O trabalho que aqui republicamos é um singelo render de Homenagem àquele cuja ação é um exemplo.
Nada melhor que Sentir…
Quase 800 anos após a sua morte, sucedem-se diversos trabalhos em forma de homenagem nos mais diversos ramos da Arte, desde a literatura com os escritos de Dante, que o considerou uma “luz que brilhou sobre o mundo”, passando pela pintura com os famosos frescos de Giotto.

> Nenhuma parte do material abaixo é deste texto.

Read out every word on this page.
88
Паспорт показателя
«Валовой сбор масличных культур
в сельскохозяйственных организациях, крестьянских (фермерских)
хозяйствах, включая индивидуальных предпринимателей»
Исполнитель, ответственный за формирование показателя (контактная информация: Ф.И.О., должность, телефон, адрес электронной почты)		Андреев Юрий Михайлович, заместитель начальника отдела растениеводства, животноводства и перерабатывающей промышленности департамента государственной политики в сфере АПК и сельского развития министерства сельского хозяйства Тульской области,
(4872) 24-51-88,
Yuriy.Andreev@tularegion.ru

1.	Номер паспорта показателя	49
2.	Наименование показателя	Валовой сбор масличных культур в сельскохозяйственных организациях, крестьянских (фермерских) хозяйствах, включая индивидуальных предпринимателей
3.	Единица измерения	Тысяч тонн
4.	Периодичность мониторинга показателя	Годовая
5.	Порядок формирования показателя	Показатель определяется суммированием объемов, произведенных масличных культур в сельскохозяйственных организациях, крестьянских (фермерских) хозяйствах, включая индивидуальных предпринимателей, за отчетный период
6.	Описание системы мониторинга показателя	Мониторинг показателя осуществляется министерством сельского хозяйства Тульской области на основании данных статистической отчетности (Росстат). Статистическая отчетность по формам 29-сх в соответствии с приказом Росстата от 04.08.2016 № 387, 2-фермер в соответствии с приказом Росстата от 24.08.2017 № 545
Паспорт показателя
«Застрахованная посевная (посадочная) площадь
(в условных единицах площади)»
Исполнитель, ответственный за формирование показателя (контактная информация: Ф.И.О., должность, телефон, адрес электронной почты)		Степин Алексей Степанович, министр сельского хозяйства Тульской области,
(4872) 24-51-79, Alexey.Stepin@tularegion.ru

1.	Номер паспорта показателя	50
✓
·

Francisco nasceu em Assis, na península Itálica, em 1182. Filho de Pedro Bernardone e D. Joana. A sua vida foi marcada por dois momentos-chave. Por um lado, uma existência entregue aos prazeres mundanos e, por outro, após ter sido feito prisioneiro e resgatado na sequência de uma guerra que opôs Assis a Perugia. Esse conjunto de factos produziram uma série dúvidas e conflitos que o fizeram mergulhar dentro de si mesmo. Nesse processo ocorre uma reorientação com o que animava o seu espírito – a Bondade, doçura e Humildade. Iniciou, então, o seu ofício. “Francisco deu ao mundo uma vida de simplicidade, desvinculada de quaisquer posses e portanto livre para seguir os acenos da graça e o caminho que leva a Deus. (…)” O seu espírito possuía excepcional espontaneidade: corria ao encontro das pessoas com intuito de as ajudar e sem nada esperar em troca.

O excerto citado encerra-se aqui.